Até ali tinha andado meio à deriva, com participações dispersas em séries como Charmed, em Gideon’s Crossing, papéis menores, aguardando algo que lhe desse um rumo. Nascido em São Francisco, em 1972, perdera o pai com apenas sete anos, num suicídio que lhe deixou um buraco, e que definiu uma infância marcada por instabilidade, com a maturidade a construir-se como uma espécie de fuga. A descoberta do teatro, ainda no liceu, ao interpretar Joe Keller em All My Sons, foi descrita como uma revelação de intensidade física, quase imediata. Pouco depois abandonou a escola e mudou-se para Hollywood.
Não seria o sucesso a dar-lhe a estrutura que até então faltara. Ao fim de seis temporadas, de um total de 139 episódios, a sua saída de Grey’s Anatomy foi explicada pelo próprio com uma franqueza rara. Tendo reconhecido a dependência de medicamentos prescritos, desgaste pessoal e atritos no set, ao mesmo tempo, sabia que fazia parte de uma máquina, e, apesar do sucesso do seu personagem, estava longe de ser insubstituível. Tornara-se caro, tornara-se instável...
Tentou recompor-se em The Last Ship, e ganhou bastante peso para o papel, mas assumiu-o também com outro nível de disciplina. Contudo, foi só mais tarde, em Euphoria, que encontrou um papel em que verdadeiramente sentiu que lhe fora dada a possibilidade de se graduar como artista: enquanto pai do personagem interpretado por Jacob Elordi, ali era um dos eixos da perversidade e do efeito de desolação que atravessa a série, a qual faz um retrato impiedoso de uma geração dilacerada por dependências e abusos, por projeções falsas, pelo medo e pela vergonha.
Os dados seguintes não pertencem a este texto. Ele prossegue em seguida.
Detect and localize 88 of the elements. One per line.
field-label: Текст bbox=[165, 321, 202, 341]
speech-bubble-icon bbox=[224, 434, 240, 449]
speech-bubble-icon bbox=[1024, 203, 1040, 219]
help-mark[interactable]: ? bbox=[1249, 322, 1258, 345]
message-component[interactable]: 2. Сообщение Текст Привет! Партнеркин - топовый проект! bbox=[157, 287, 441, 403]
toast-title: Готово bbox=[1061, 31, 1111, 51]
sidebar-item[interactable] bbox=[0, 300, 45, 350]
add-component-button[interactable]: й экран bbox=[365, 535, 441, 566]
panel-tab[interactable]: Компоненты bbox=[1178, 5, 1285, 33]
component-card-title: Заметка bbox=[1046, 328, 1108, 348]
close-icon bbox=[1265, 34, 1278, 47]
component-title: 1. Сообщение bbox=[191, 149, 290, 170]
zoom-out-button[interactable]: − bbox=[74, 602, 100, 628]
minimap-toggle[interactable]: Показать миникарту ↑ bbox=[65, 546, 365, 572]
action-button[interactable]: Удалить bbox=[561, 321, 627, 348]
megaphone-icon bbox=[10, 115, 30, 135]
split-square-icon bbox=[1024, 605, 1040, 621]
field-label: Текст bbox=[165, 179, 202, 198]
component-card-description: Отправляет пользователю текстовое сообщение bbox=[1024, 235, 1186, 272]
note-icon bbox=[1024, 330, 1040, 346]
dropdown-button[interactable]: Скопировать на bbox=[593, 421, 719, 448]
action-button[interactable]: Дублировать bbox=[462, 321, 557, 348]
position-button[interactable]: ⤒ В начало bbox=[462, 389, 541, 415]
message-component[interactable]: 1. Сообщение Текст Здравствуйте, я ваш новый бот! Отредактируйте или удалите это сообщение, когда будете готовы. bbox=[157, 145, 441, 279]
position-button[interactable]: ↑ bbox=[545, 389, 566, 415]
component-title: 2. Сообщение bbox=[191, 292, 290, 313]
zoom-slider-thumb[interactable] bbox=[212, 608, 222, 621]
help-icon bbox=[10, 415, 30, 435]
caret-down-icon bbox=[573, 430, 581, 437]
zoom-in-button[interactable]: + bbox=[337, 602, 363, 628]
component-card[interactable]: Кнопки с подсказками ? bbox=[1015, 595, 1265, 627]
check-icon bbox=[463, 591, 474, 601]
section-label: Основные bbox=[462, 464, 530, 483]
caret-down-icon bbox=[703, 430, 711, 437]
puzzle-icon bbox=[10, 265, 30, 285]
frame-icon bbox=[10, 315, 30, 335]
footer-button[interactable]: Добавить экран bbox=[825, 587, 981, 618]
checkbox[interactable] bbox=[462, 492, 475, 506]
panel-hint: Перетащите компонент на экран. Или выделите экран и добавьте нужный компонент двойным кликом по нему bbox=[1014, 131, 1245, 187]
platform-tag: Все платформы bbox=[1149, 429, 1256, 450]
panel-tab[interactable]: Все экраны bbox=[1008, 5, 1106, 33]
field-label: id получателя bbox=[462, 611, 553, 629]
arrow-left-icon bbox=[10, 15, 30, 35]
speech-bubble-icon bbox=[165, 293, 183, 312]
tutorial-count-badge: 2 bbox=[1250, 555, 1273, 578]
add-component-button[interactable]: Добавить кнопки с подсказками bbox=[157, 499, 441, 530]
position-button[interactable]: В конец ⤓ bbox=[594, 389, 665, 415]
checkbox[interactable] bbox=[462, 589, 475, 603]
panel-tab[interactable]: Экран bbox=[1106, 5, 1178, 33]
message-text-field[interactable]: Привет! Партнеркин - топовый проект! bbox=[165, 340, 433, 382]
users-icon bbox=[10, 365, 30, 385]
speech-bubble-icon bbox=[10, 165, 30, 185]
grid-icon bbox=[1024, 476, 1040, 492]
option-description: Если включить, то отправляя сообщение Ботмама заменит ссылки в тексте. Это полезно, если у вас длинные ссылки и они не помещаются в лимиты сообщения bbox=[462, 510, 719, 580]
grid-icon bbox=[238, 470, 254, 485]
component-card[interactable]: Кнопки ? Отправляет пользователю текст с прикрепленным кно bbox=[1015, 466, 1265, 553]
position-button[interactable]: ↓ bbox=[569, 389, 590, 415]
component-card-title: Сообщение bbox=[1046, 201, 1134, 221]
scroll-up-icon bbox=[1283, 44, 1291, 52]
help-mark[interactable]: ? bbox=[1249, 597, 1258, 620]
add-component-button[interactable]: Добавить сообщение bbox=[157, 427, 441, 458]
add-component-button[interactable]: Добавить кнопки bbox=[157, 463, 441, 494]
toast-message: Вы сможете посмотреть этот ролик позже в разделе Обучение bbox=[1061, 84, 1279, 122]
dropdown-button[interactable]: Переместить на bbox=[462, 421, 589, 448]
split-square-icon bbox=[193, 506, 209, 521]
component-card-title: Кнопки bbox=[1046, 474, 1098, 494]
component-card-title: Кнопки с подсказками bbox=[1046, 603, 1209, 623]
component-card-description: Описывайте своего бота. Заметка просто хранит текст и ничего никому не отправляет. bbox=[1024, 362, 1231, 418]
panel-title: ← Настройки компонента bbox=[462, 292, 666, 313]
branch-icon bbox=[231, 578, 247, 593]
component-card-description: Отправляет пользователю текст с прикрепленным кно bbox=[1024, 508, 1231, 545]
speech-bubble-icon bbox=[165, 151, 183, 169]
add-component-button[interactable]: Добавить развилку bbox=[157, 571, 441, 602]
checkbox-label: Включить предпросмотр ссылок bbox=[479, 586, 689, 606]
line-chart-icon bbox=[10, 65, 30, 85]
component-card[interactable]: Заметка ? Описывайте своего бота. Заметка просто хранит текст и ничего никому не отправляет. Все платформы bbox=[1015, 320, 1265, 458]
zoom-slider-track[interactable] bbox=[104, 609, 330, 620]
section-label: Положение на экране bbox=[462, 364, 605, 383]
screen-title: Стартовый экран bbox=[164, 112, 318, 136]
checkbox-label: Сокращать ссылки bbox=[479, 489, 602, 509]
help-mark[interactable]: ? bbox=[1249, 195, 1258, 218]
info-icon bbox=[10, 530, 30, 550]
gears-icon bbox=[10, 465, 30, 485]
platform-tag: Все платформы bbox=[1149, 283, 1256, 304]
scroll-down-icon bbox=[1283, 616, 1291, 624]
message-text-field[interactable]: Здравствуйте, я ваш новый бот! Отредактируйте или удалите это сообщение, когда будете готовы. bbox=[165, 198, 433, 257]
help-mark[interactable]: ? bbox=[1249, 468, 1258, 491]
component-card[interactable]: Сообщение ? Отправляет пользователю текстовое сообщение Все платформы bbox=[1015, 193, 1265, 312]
A terceira temporada estreia em abril.
No cinema, teve presenças secundárias, como o mutante multiplicador em X-Men: The Last Stand ou um jornalista em Marley & Me. Mas não chegou a ser mais do que um ator televisivo, o que, se nos nossos dias não é já um demérito, no caso das produções a que ficou ligado define um tipo de visibilidade: intensa, efémera, dependente da repetição.
Nos últimos meses, aceitou papéis que refletiam a própria condição, como o de um bombeiro confrontado com a doença. Procurou continuar a trabalhar enquanto o corpo ainda lhe obedecia. Gravou para a Netflix um último testemunho, como parte da série Famous Last Words, dirigindo-se às filhas, reconhecendo que não chegou a ser um modelo para ninguém, mas tentando agarrar-se, no fim, às poucas coisas que a sua fragilidade o obrigou a reconhecer que eram decisivas.